Doch die theologische Vernunft – ebenso ihre Umsetzung in menschlichen Gestalten - steht nicht nur am Anfang der als christlich anerkannten Theologien. Sie fängt mit dem Monotheismus der Hebräer an, wie an anderer Stelle zu untersuchen sein wird und setzt sich im griechischen Philosophieren, das primär eine Theologie war, fort. Die Synthese zwischen Judentum und Hellenismus lässt, wie in den unterschiedlichen Glaubensbewegungen der Antike nachvollziehbar ist, den Ruf nach dem theologischen Logos neu laut werden. Durch die antike Vernunft wurde der alte Monotheismus neu begründet. Auch wenn die kosmologischen Modelle, die damaliger Gnosis zugrunde liegen für uns recht metaphysisch klingen, es war das unserem heutigen Wissen zugrunde liegende vernünftige wissenschaftliche Weltbild, das zu eine Erneuerung des Monotheismus führte. Dies war ein Fortschritt der Erkenntnis bzw. eine vernünftige Offenbarung, auf die sich die Glaubensväter beriefen. Eine Trennung zwischen kosmologischen Weltbildern als Wissenschaft, daneben Philosophie und gegenüber Theologie, lässt sich im antiken Denken nicht ziehen. Monotheismus ließ sich durch die griechische Lehre vernünftig begründen. Der durch die Griechen definierte Logos/Vernunft des Kosmos konnte so als Sohn Gottes gesehen werden, war offenbarendes Schöpfungswort Gottes. Die christlichen Glaubensväter haben Platon nicht aufgewärmt, um einen Wanderprediger als besonders anbetungswürdigen Religionsgründer zu verherrlichen, wie es heute in der Theologie gelehrt wird. (Auch das kann und muss noch an den konkreten Texten im Kontext des damaligen Denkens im Detail nachgewiesen werden.) Ihr Glaube hatte einen vernünftigen Grund in menschlicher Gestalt.

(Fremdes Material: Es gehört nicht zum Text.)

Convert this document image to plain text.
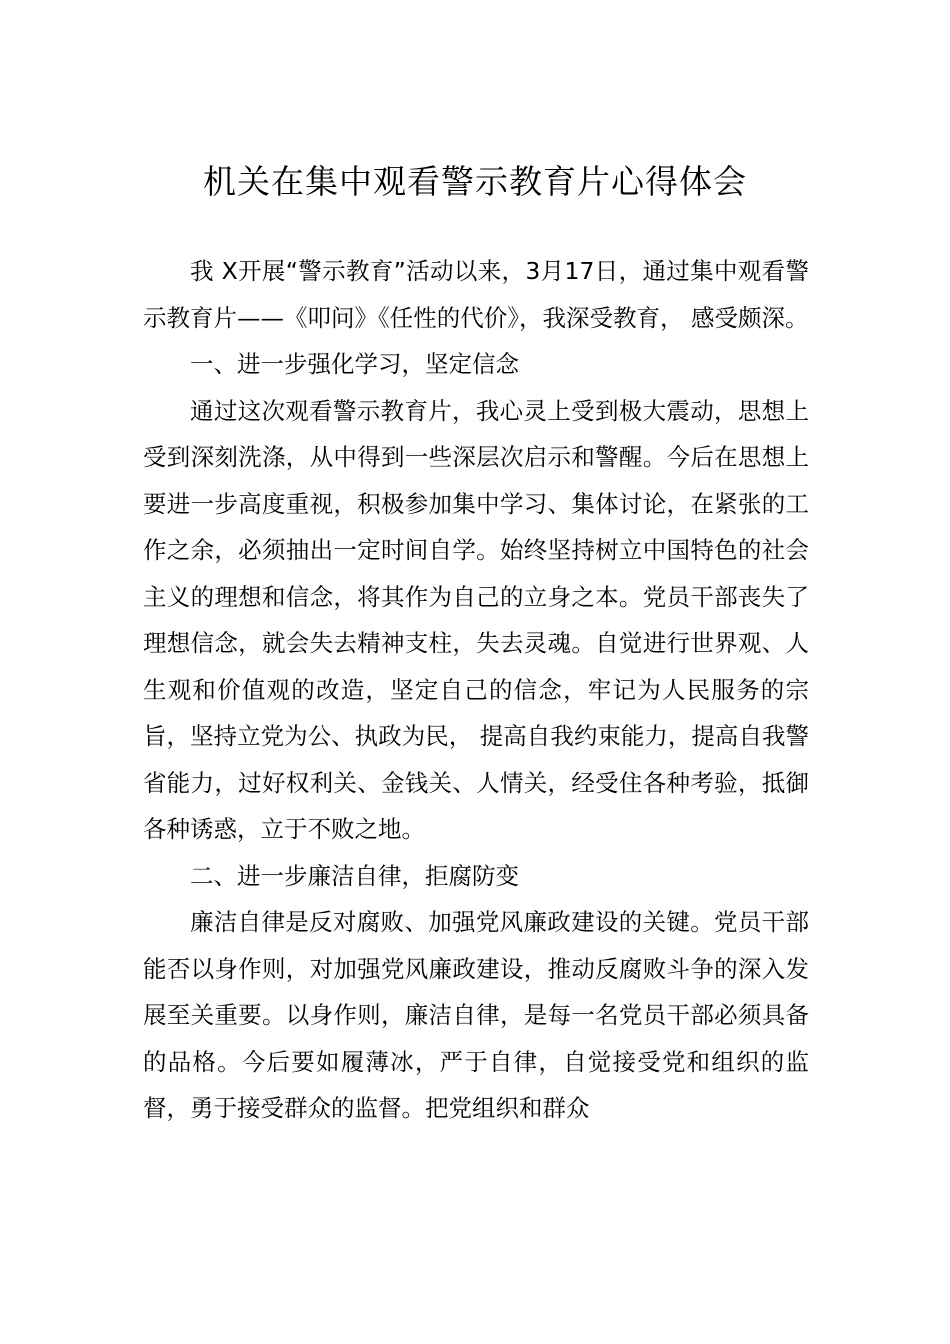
机关在集中观看警示教育片心得体会

我 X开展“警示教育”活动以来，3月17日，通过集中观看警示教育片——《叩问》《任性的代价》，我深受教育， 感受颇深。

一、进一步强化学习，坚定信念

通过这次观看警示教育片，我心灵上受到极大震动，思想上受到深刻洗涤，从中得到一些深层次启示和警醒。今后在思想上要进一步高度重视，积极参加集中学习、集体讨论，在紧张的工作之余，必须抽出一定时间自学。始终坚持树立中国特色的社会主义的理想和信念，将其作为自己的立身之本。党员干部丧失了理想信念，就会失去精神支柱，失去灵魂。自觉进行世界观、人生观和价值观的改造，坚定自己的信念，牢记为人民服务的宗旨，坚持立党为公、执政为民， 提高自我约束能力，提高自我警省能力，过好权利关、金钱关、人情关，经受住各种考验，抵御各种诱惑，立于不败之地。

二、进一步廉洁自律，拒腐防变

廉洁自律是反对腐败、加强党风廉政建设的关键。党员干部能否以身作则，对加强党风廉政建设，推动反腐败斗争的深入发展至关重要。以身作则，廉洁自律，是每一名党员干部必须具备的品格。今后要如履薄冰，严于自律，自觉接受党和组织的监督，勇于接受群众的监督。把党组织和群众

Wie heutige Religions-Realität, wäre damals ein Monotheismus ohne eine wissenschaftliche Begründung nur ein lebloses Leergebäude gewesen. Doch der neue christliche Glaube bzw. die Erneuerung des bisherigen Monotheismus baute nicht nur auf alte Gesetze, Lehren und Mythen, die nur in neu Formen gegossen wurden, rund um einen Wanderprediger. Das in der realen Schöpfungswissenschaft wirk-same Wort, von dem aus auch die hebräischen Traditionstexte neu verstanden wurden, war in Jesus Christus lebendig.

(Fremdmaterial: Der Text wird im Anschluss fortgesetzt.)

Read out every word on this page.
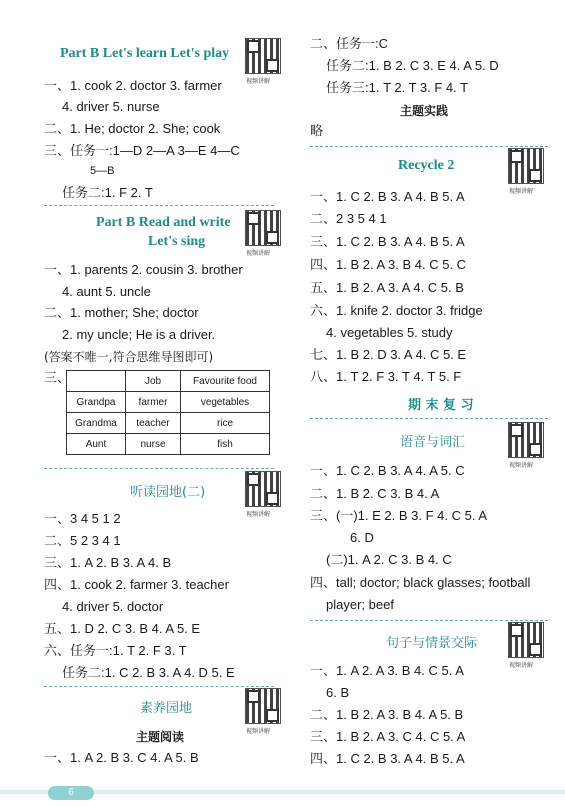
Part B Let's learn Let's play
视频讲解
一、1. cook 2. doctor 3. farmer
4. driver 5. nurse
二、1. He; doctor 2. She; cook
三、任务一:1—D 2—A 3—E 4—C
5—B
任务二:1. F 2. T
Part B Read and write
Let's sing
视频讲解
一、1. parents 2. cousin 3. brother
4. aunt 5. uncle
二、1. mother; She; doctor
2. my uncle; He is a driver.
(答案不唯一,符合思维导图即可)
三、
		Job	Favourite food
Grandpa	farmer	vegetables
Grandma	teacher	rice
Aunt	nurse	fish
听读园地(二)
视频讲解
一、3 4 5 1 2
二、5 2 3 4 1
三、1. A 2. B 3. A 4. B
四、1. cook 2. farmer 3. teacher
4. driver 5. doctor
五、1. D 2. C 3. B 4. A 5. E
六、任务一:1. T 2. F 3. T
任务二:1. C 2. B 3. A 4. D 5. E
素养园地
视频讲解
主题阅读
一、1. A 2. B 3. C 4. A 5. B
二、任务一:C
任务二:1. B 2. C 3. E 4. A 5. D
任务三:1. T 2. T 3. F 4. T
主题实践
略
Recycle 2
视频讲解
一、1. C 2. B 3. A 4. B 5. A
二、2 3 5 4 1
三、1. C 2. B 3. A 4. B 5. A
四、1. B 2. A 3. B 4. C 5. C
五、1. B 2. A 3. A 4. C 5. B
六、1. knife 2. doctor 3. fridge
4. vegetables 5. study
七、1. B 2. D 3. A 4. C 5. E
八、1. T 2. F 3. T 4. T 5. F
期 末 复 习
语音与词汇
视频讲解
一、1. C 2. B 3. A 4. A 5. C
二、1. B 2. C 3. B 4. A
三、(一)1. E 2. B 3. F 4. C 5. A
6. D
(二)1. A 2. C 3. B 4. C
四、tall; doctor; black glasses; football
player; beef
句子与情景交际
视频讲解
一、1. A 2. A 3. B 4. C 5. A
6. B
二、1. B 2. A 3. B 4. A 5. B
三、1. B 2. A 3. C 4. C 5. A
四、1. C 2. B 3. A 4. B 5. A
6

Vieles wäre über das damals z.B. in Philo neue Traditionsverständnis oder den Weg, den das schöpferische Wort in der Religions- bzw. der sich abspaltenden Philosophiegeschichte genommen hat noch zu sagen. Oder warum es damals vernünftig bzw. notwendig war, das Wort im Kirchenkanon Fleisch/Gesetz werden zu lassen. Gleichwohl wir heute vor lauter Buchstaben den Logos, die Vernunft Gottes nicht mehr in der Schöpfungs-wirk-lichkeit lesen können. Doch das würde hier zu weit führen. Das gesamte Geschehen der Geistesgeschichte scheint nachvollziehbar einer höheren schöpferischen Vernunft zu folgen.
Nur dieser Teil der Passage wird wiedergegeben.